Have you been able to forgive yourself?
Oh, I live with some regrets.
What remains of your Peace Corps days?
Two boxes. My mother kept everything—all the letters that came from all over the place, and the press stuff. I don’t think I want to go through those cartons. I’ve tried a couple times, because we’ve been carting them around, house to house. But I start reading the letters from angry people—there are a lot of wonderful letters in there, too—and it brings it all back, and I close the cartons.
Clarice (Reese) Heller Berman ’61 told me she felt only sympathy for you because “it was something anybody could have done.” Is this how most of your fellow volunteers reacted?

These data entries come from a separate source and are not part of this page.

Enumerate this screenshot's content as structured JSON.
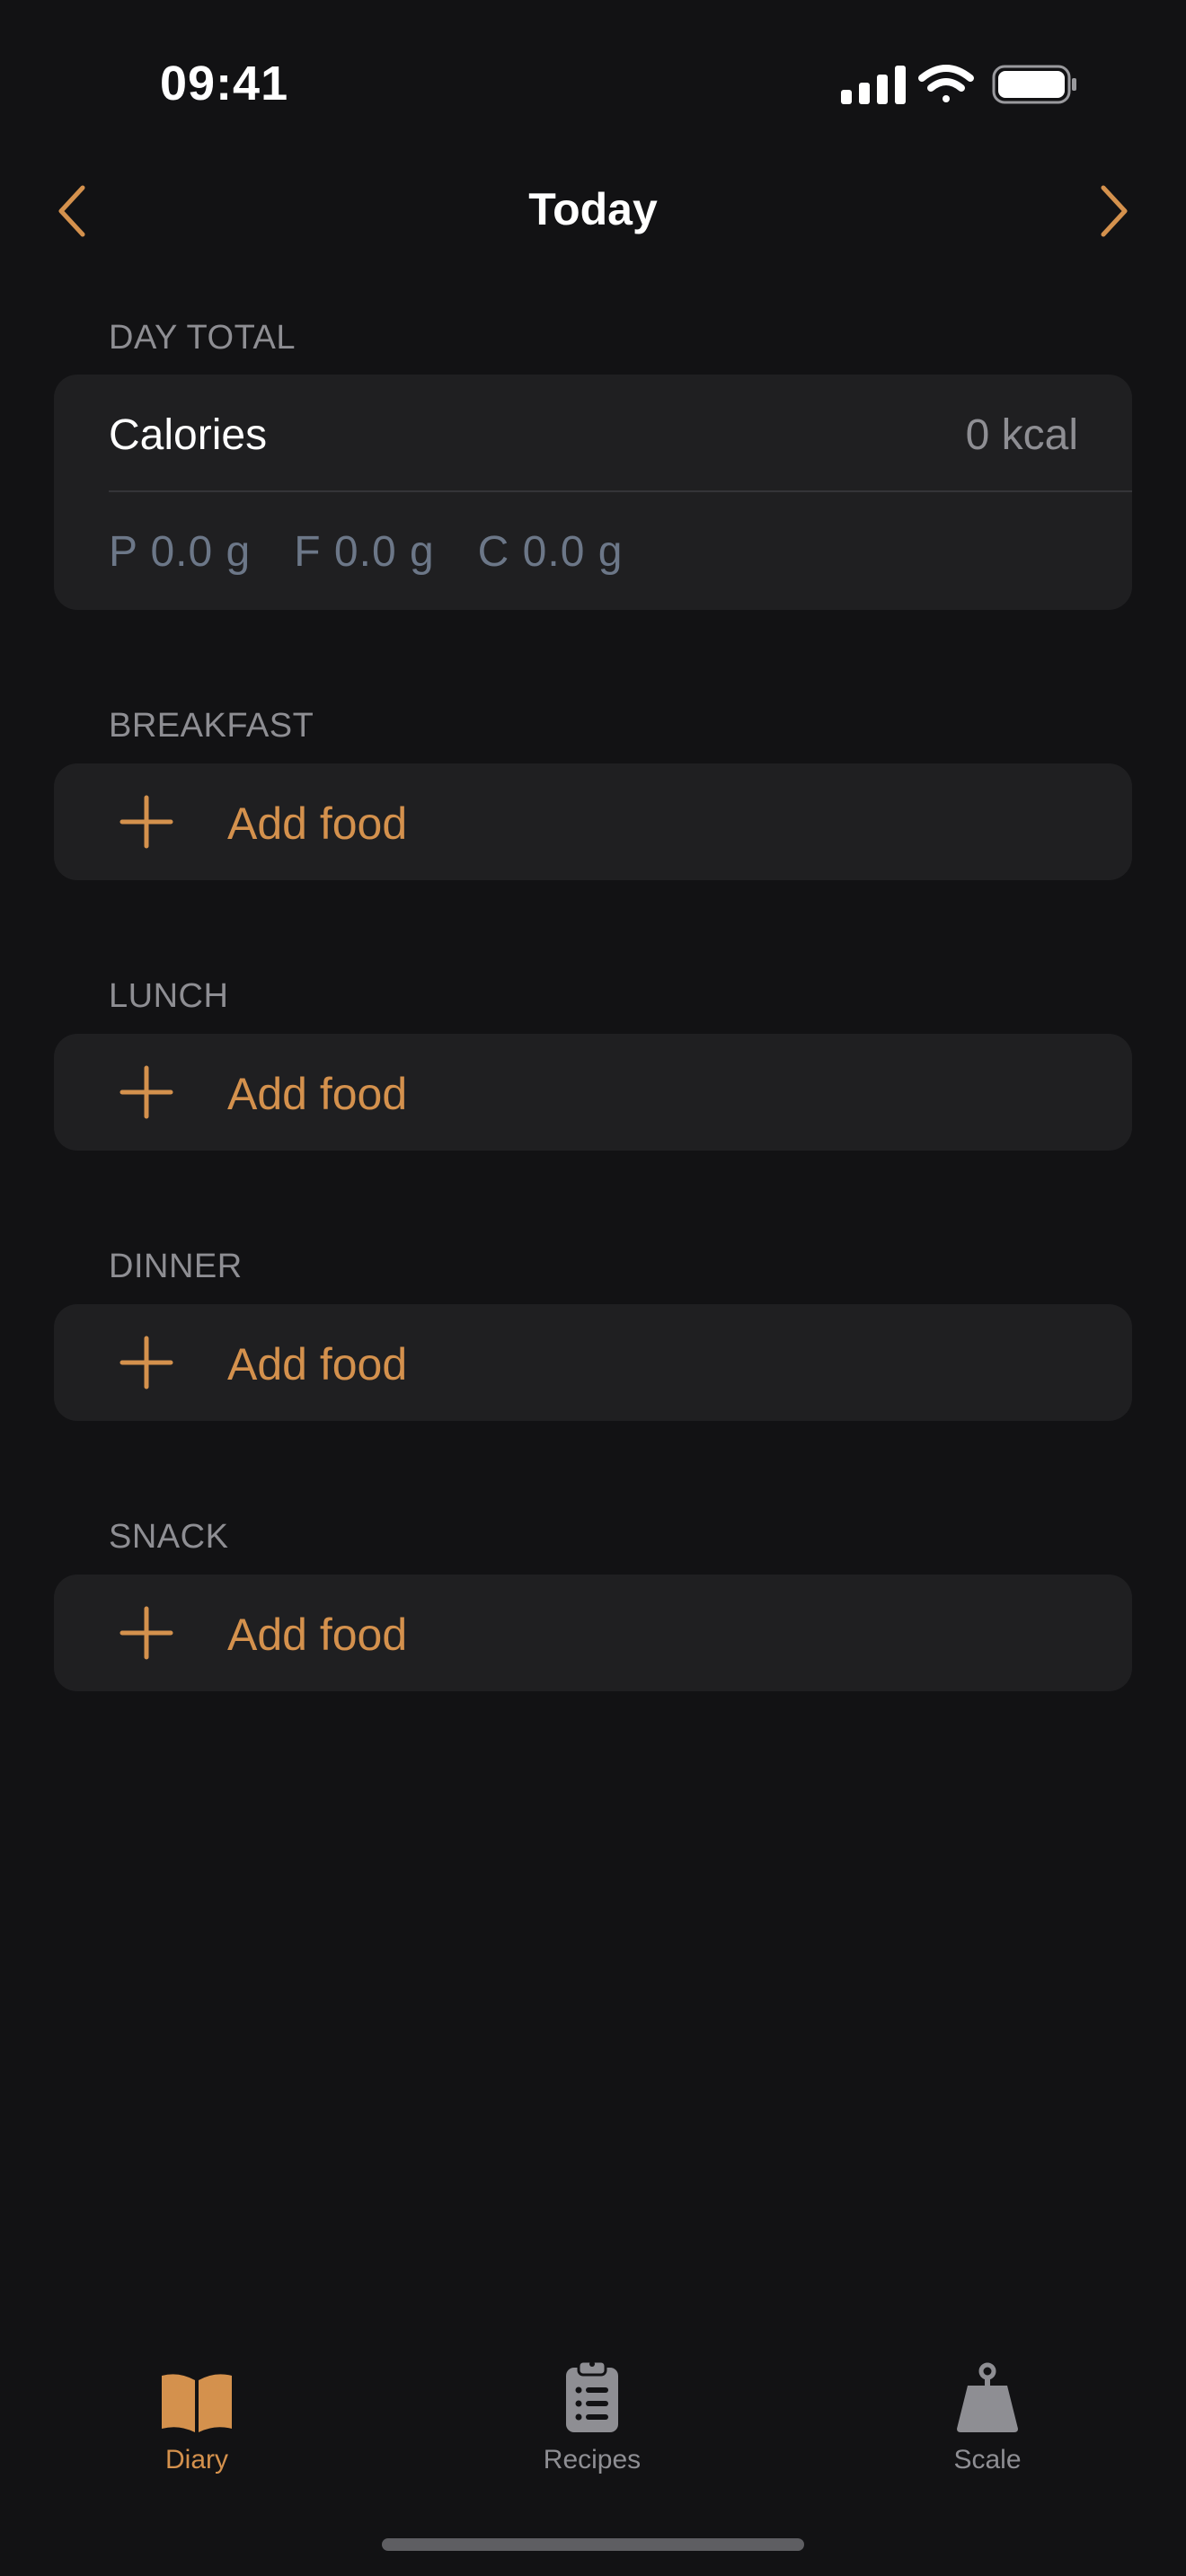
{
  "status_bar": {
    "time": "09:41",
    "icons": [
      "cellular-signal-icon",
      "wifi-icon",
      "battery-icon"
    ]
  },
  "nav": {
    "title": "Today",
    "prev_icon": "chevron-left-icon",
    "next_icon": "chevron-right-icon"
  },
  "day_total": {
    "header": "DAY TOTAL",
    "calories_label": "Calories",
    "calories_value": "0 kcal",
    "protein": "P 0.0 g",
    "fat": "F 0.0 g",
    "carbs": "C 0.0 g"
  },
  "meals": [
    {
      "header": "BREAKFAST",
      "add_label": "Add food"
    },
    {
      "header": "LUNCH",
      "add_label": "Add food"
    },
    {
      "header": "DINNER",
      "add_label": "Add food"
    },
    {
      "header": "SNACK",
      "add_label": "Add food"
    }
  ],
  "tabs": [
    {
      "label": "Diary",
      "icon": "book-icon",
      "active": true
    },
    {
      "label": "Recipes",
      "icon": "clipboard-list-icon",
      "active": false
    },
    {
      "label": "Scale",
      "icon": "weight-icon",
      "active": false
    }
  ],
  "colors": {
    "background": "#121214",
    "card": "#1f1f21",
    "accent": "#d4914d",
    "secondary_text": "#8e8e93",
    "macro_text": "#6c7788"
  }
}
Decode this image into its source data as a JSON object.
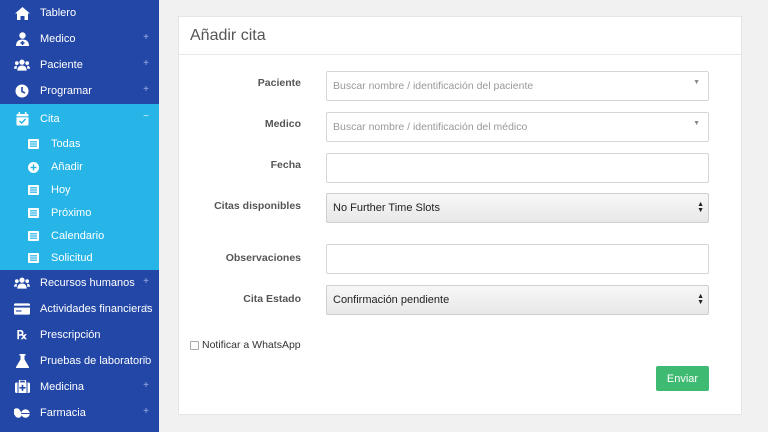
{
  "sidebar": {
    "items_top": [
      {
        "label": "Tablero",
        "icon": "home-icon",
        "plus": false
      },
      {
        "label": "Medico",
        "icon": "doctor-icon",
        "plus": true
      },
      {
        "label": "Paciente",
        "icon": "patients-icon",
        "plus": true
      },
      {
        "label": "Programar",
        "icon": "clock-icon",
        "plus": true
      }
    ],
    "active": {
      "label": "Cita",
      "icon": "calendar-check-icon",
      "toggle": "−"
    },
    "sub_items": [
      "Todas",
      "Añadir",
      "Hoy",
      "Próximo",
      "Calendario",
      "Solicitud"
    ],
    "items_bottom": [
      {
        "label": "Recursos humanos",
        "icon": "users-icon",
        "plus": true
      },
      {
        "label": "Actividades financieras",
        "icon": "credit-card-icon",
        "plus": true
      },
      {
        "label": "Prescripción",
        "icon": "rx-icon",
        "plus": false
      },
      {
        "label": "Pruebas de laboratorio",
        "icon": "flask-icon",
        "plus": true
      },
      {
        "label": "Medicina",
        "icon": "medkit-icon",
        "plus": true
      },
      {
        "label": "Farmacia",
        "icon": "pills-icon",
        "plus": true
      }
    ],
    "plus_symbol": "+"
  },
  "form": {
    "title": "Añadir cita",
    "paciente": {
      "label": "Paciente",
      "placeholder": "Buscar nombre / identificación del paciente"
    },
    "medico": {
      "label": "Medico",
      "placeholder": "Buscar nombre / identificación del médico"
    },
    "fecha": {
      "label": "Fecha",
      "value": ""
    },
    "citas": {
      "label": "Citas disponibles",
      "value": "No Further Time Slots"
    },
    "observaciones": {
      "label": "Observaciones",
      "value": ""
    },
    "estado": {
      "label": "Cita Estado",
      "value": "Confirmación pendiente"
    },
    "whatsapp": {
      "label": "Notificar a WhatsApp",
      "checked": false
    },
    "submit_label": "Enviar"
  },
  "colors": {
    "sidebar": "#2347a6",
    "active": "#27b5e8",
    "submit": "#3fba72"
  }
}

Yes, it was, but I didn’t know that until I finally went to the fortieth reunion of Nigeria I ten years ago. Reese told me that; other people told me that. It was just so warm and welcoming. That healed a lot of the pain I’ve always felt about the whole thing.
In closing, one last note on Marjorie Michelmore Heffron. She earned a Master of Arts degree from Columbia University and worked for Harvard University as director for media relations before becoming an associate vice president for university relations at Binghamton University. When she retired she and her husband returned to live in Exeter for the last 12 years of her life. Until her death from cancer in 2011 she continued to work as a freelance writer and editor and wrote a biography of Louisa Catherine Adams, wife of the sixth U.S. president published by Yale University shortly after her death. In previous articles I have written about Marjorie, I said she was certainly the most famous Peace Corps Volunteer. I continue to think so.
What you see here is the original cartoon Ellen Kennedy, wife of Padraic Kennedy, first Chief of the Division of Volunteer Field Support –1961-65–purchased from The New Yorker cartoonist. Ellen and Pat Kennedy kindly gave the cartoon to me and I will give to the NPCA when they open their RPCV museum at their offices in Washington, D.C.. The New Yorker, as only they would, found humor in the situation and published this cartoon.
“Do you think it would be all right on a postcard to mention frozen foods,
dirty streets, crowded tenements, TV commercials, and things like that?”